The Alshuler family: Harry, Charles and Louis established Alshuler Brothers Clothing Store in Aurora in 1885. It was the first store in Aurora to have electric lighting.
Harry Alshuler later became a Director at First National Bank.
The house is beautifully preserved and maintained. It’s important to note that the City of Aurora provides grants for the repair of designated historic properties.
St. Hyacinth Basilica is a Roman Catholic church located at 3636 West Wolfram Street in the Avondale neighborhood in Chicago. It is a member of the Roman Catholic Archdiocese of Chicago. It was founded in 1894 by The Congregation of the Resurrection. It is dedicated to Hyacinth of Poland. It was dedicated October 16, 1921. Since the time it was dedicated St. Hyacinth served a primarily Polish immigrant population in Avondale, known as Jackowo.
St. Hyacinth church was designed and built by architects Worthmann and Steinbach as a basilica in the Classical Revival style. It is an example of the “Polish Cathedral Style” of churches because of its grandiose beauty and large size. Its ornate interior is of the Baroque style and has paintings by renowned artists Zukotynski and Stanisia. Renovation of the interior started in the 1990s and has largely been completed with some work still being done. What I like the most about St. Hyacinth’s is that everything there has meaning. It all symbolizes something important and is preserved. It is too much to mention it all here, but one example is the 121 relics of the Saints of the Catholic Church that are viewable on All Saints Day. And something that is viewable at any time is the dome mural of over 150 saints, clergy and laity. And of course the beautiful stained glass windows prepared by Meyer Co. of Munich Germany and later ones by the Zettler Co. of New York.
The church also has a beautiful courtyard with statues of Jesus and the Virgin Mary with Jesus as a boy. There is also a separate area outside that has monuments to Pope John Paul II, Father Jerzy Popieluszko and memorials to parishioners who served in the Blue Army during World War I. It is called the “Garden of Memory.”

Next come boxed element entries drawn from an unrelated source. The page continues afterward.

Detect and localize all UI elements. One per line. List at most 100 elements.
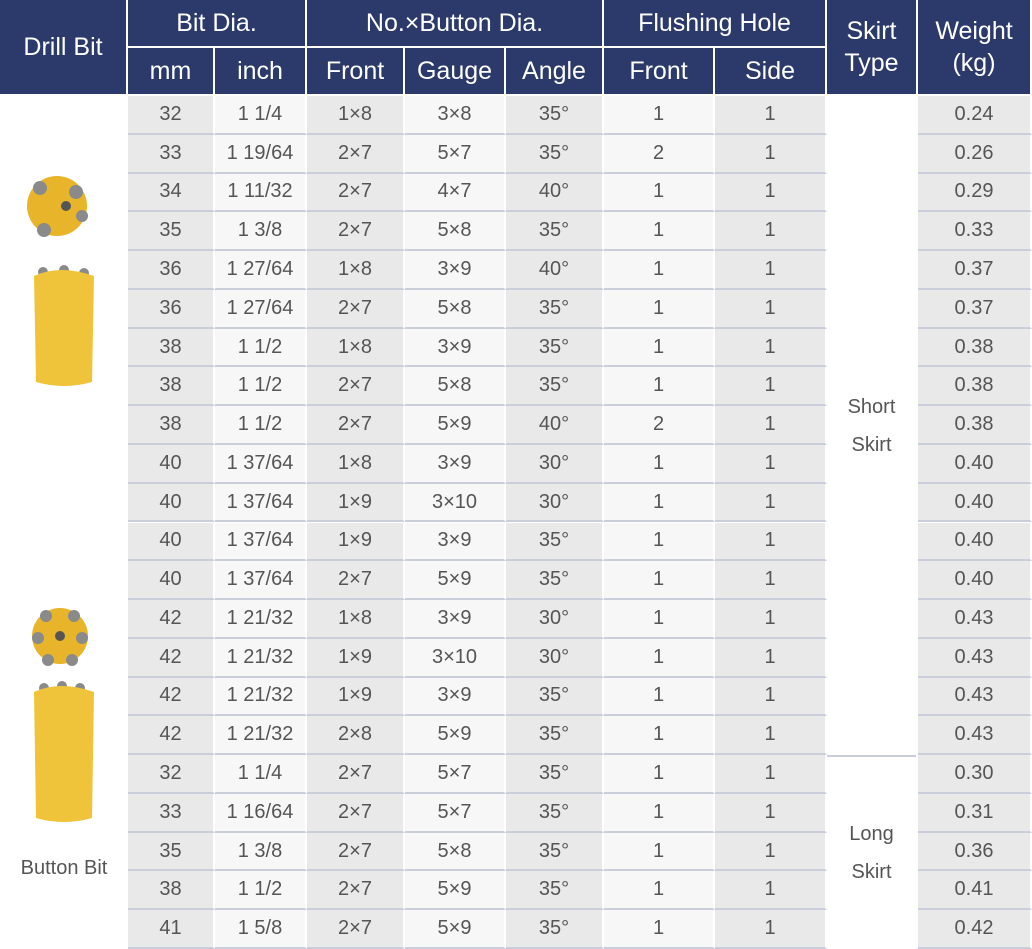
data-cell: 1 27/64 [215, 289, 307, 329]
data-cell: 2 [604, 406, 715, 445]
data-cell: 32 [128, 96, 215, 135]
data-cell: 38 [128, 406, 215, 445]
data-cell: 1 [604, 716, 715, 756]
data-cell: 0.38 [918, 328, 1032, 368]
data-cell: 3×9 [405, 522, 506, 562]
data-cell: 32 [128, 755, 215, 794]
data-cell: 1×8 [307, 96, 405, 135]
sub-header-cell: Angle [506, 48, 604, 96]
data-cell: 1 21/32 [215, 716, 307, 756]
data-cell: 2×7 [307, 561, 405, 601]
header-cell: Skirt Type [827, 0, 918, 96]
data-cell: 1 [604, 367, 715, 407]
data-cell: 5×9 [405, 871, 506, 911]
data-cell: 30° [506, 483, 604, 523]
data-cell: 2×7 [307, 871, 405, 911]
data-cell: 1 [715, 677, 827, 717]
data-cell: 30° [506, 600, 604, 639]
data-cell: 2×7 [307, 134, 405, 174]
data-cell: 1 [604, 483, 715, 523]
data-cell: 2×7 [307, 212, 405, 252]
data-cell: 1 [604, 871, 715, 911]
data-cell: 40 [128, 561, 215, 601]
data-cell: 1 19/64 [215, 134, 307, 174]
data-cell: 35° [506, 289, 604, 329]
data-cell: 35° [506, 328, 604, 368]
data-cell: 36 [128, 251, 215, 290]
data-cell: 0.37 [918, 251, 1032, 290]
data-cell: 1 37/64 [215, 483, 307, 523]
data-cell: 0.30 [918, 755, 1032, 794]
data-cell: 33 [128, 134, 215, 174]
data-cell: 1 [715, 716, 827, 756]
data-cell: 0.29 [918, 173, 1032, 213]
data-cell: 1 [604, 522, 715, 562]
data-cell: 1 [604, 561, 715, 601]
data-cell: 3×9 [405, 677, 506, 717]
data-cell: 0.36 [918, 832, 1032, 872]
data-cell: 42 [128, 716, 215, 756]
data-cell: 3×9 [405, 251, 506, 290]
data-cell: 1 [715, 134, 827, 174]
data-cell: 42 [128, 677, 215, 717]
data-cell: 2×7 [307, 406, 405, 445]
data-cell: 35 [128, 212, 215, 252]
data-cell: 1 [604, 289, 715, 329]
data-cell: 1 [715, 793, 827, 833]
sub-header-cell: inch [215, 48, 307, 96]
data-cell: 30° [506, 638, 604, 678]
data-cell: 0.40 [918, 483, 1032, 523]
data-cell: 1×9 [307, 483, 405, 523]
data-cell: 1 [604, 251, 715, 290]
data-cell: 0.40 [918, 522, 1032, 562]
data-cell: 1 [604, 793, 715, 833]
data-cell: 40 [128, 444, 215, 484]
data-cell: 35° [506, 212, 604, 252]
data-cell: 1 [715, 173, 827, 213]
data-cell: 1 [715, 871, 827, 911]
data-cell: 5×9 [405, 910, 506, 949]
data-cell: 2×7 [307, 793, 405, 833]
data-cell: 1 [715, 289, 827, 329]
data-cell: 0.41 [918, 871, 1032, 911]
data-cell: 2×7 [307, 173, 405, 213]
data-cell: 35° [506, 134, 604, 174]
data-cell: 1 1/2 [215, 871, 307, 911]
data-cell: 2×7 [307, 755, 405, 794]
data-cell: 3×9 [405, 600, 506, 639]
data-cell: 1 [715, 561, 827, 601]
data-cell: 2×7 [307, 910, 405, 949]
header-cell: Weight (kg) [918, 0, 1032, 96]
data-cell: 5×7 [405, 755, 506, 794]
sub-header-cell: mm [128, 48, 215, 96]
sub-header-cell: Front [307, 48, 405, 96]
data-cell: 1 [715, 251, 827, 290]
data-cell: 3×9 [405, 444, 506, 484]
data-cell: 40 [128, 483, 215, 523]
data-cell: 3×8 [405, 96, 506, 135]
header-cell: Drill Bit [0, 0, 128, 96]
data-cell: 5×9 [405, 561, 506, 601]
data-cell: 2 [604, 134, 715, 174]
data-cell: 1 [715, 755, 827, 794]
data-cell: 35° [506, 832, 604, 872]
header-cell: No.×Button Dia. [307, 0, 604, 48]
data-cell: 2×7 [307, 289, 405, 329]
data-cell: 1 21/32 [215, 677, 307, 717]
data-cell: 1 [604, 832, 715, 872]
data-cell: 0.43 [918, 600, 1032, 639]
data-cell: 1 1/4 [215, 96, 307, 135]
data-cell: 1 [604, 212, 715, 252]
data-cell: 1 1/2 [215, 328, 307, 368]
data-cell: 0.38 [918, 406, 1032, 445]
data-cell: 1 [715, 406, 827, 445]
drill-bit-label: Button Bit [20, 856, 108, 879]
data-cell: 1 1/2 [215, 367, 307, 407]
data-cell: 35° [506, 677, 604, 717]
data-cell: 35 [128, 832, 215, 872]
data-cell: 1 [715, 444, 827, 484]
data-cell: 1×8 [307, 251, 405, 290]
data-cell: 5×9 [405, 716, 506, 756]
skirt-type-cell: Long Skirt [827, 755, 916, 949]
data-cell: 5×7 [405, 793, 506, 833]
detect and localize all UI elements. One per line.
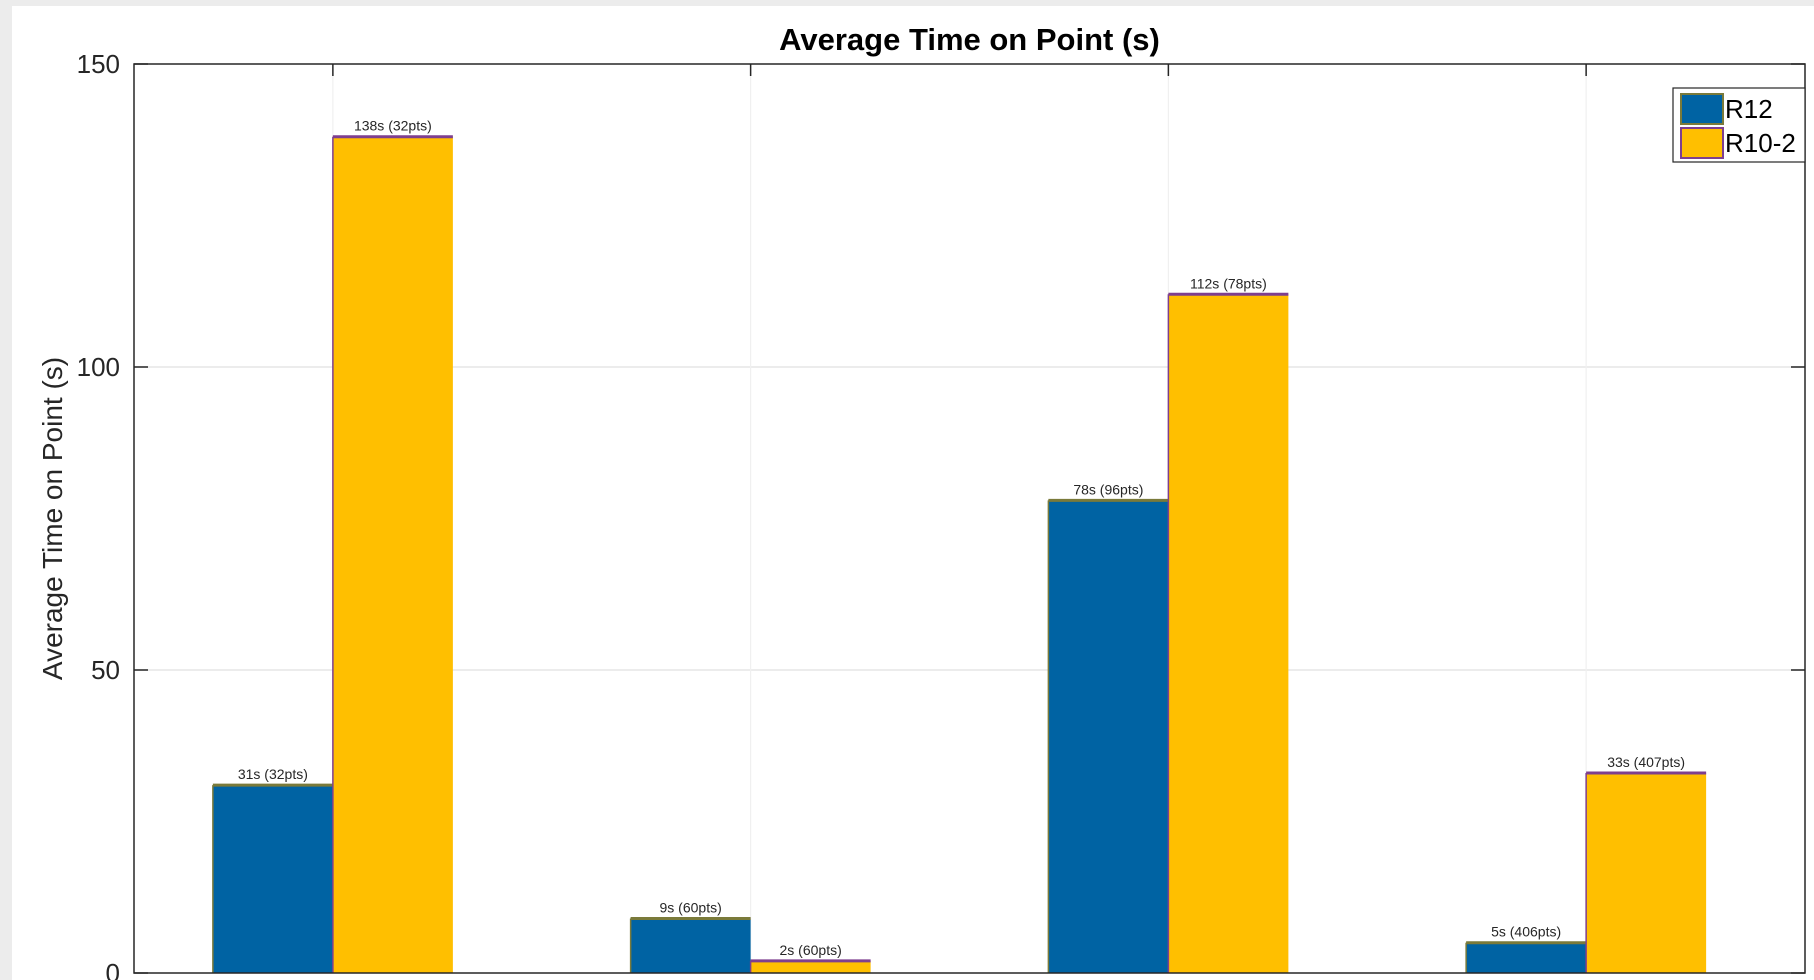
- bar-r10-2-1: [332, 136, 453, 974]
- chart-title: Average Time on Point (s): [779, 22, 1160, 57]
- bar-chart: 31s (32pts) 9s (60pts) 78s (96pts) 5s (406p…: [37, 22, 1806, 980]
- y-axis-title: Average Time on Point (s): [37, 357, 68, 680]
- bar-data-label: 31s (32pts): [238, 766, 308, 782]
- bar-r10-2-3: [1168, 294, 1289, 973]
- chart-figure: 31s (32pts) 9s (60pts) 78s (96pts) 5s (406p…: [12, 6, 1814, 980]
- bar-r12-3: [1048, 500, 1169, 973]
- axes: 0 50 100 150: [77, 49, 1806, 980]
- bar-r10-2-4: [1586, 773, 1707, 973]
- bar-data-label: 138s (32pts): [354, 118, 432, 134]
- bar-r12-1: [212, 785, 333, 973]
- axes-box: [133, 63, 1806, 974]
- bars: 31s (32pts) 9s (60pts) 78s (96pts) 5s (406p…: [212, 118, 1707, 974]
- bar-data-label: 33s (407pts): [1607, 754, 1685, 770]
- bar-r12-2: [630, 918, 751, 973]
- bar-r10-2-2: [750, 960, 871, 973]
- legend-label: R10-2: [1725, 128, 1796, 158]
- bar-data-label: 5s (406pts): [1491, 924, 1561, 940]
- y-tick-label: 50: [91, 655, 120, 685]
- bar-r12-4: [1466, 942, 1587, 973]
- legend-label: R12: [1725, 94, 1773, 124]
- bar-data-label: 112s (78pts): [1190, 275, 1267, 291]
- legend: R12 R10-2: [1672, 87, 1806, 163]
- y-tick-label: 150: [77, 49, 120, 79]
- y-tick-label: 0: [106, 958, 120, 980]
- bar-data-label: 2s (60pts): [780, 942, 842, 958]
- bar-data-label: 78s (96pts): [1073, 481, 1143, 497]
- bar-data-label: 9s (60pts): [660, 899, 722, 915]
- legend-swatch-r10-2: [1680, 127, 1724, 159]
- y-tick-label: 100: [77, 352, 120, 382]
- legend-swatch-r12: [1680, 93, 1724, 125]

Since it is a center for the Polish population in Chicago, St. Hyacinth’s has been visited by prominent leaders of the church, as well as politicians reaching out to Polish Americans. Former President of Poland Lech Walesa attended. Pope John Paul II attended prior to becoming Pope and President George H.W. Bush attended as Vice President and while campaigning for President. Mayor Rahm Emanuel has also spoken there.
I hope you enjoy the photos of this beautiful church as much as I enjoyed visiting the church. Seeing the care that was taken to preserve this beautiful church and its artifacts gave new meaning to my life.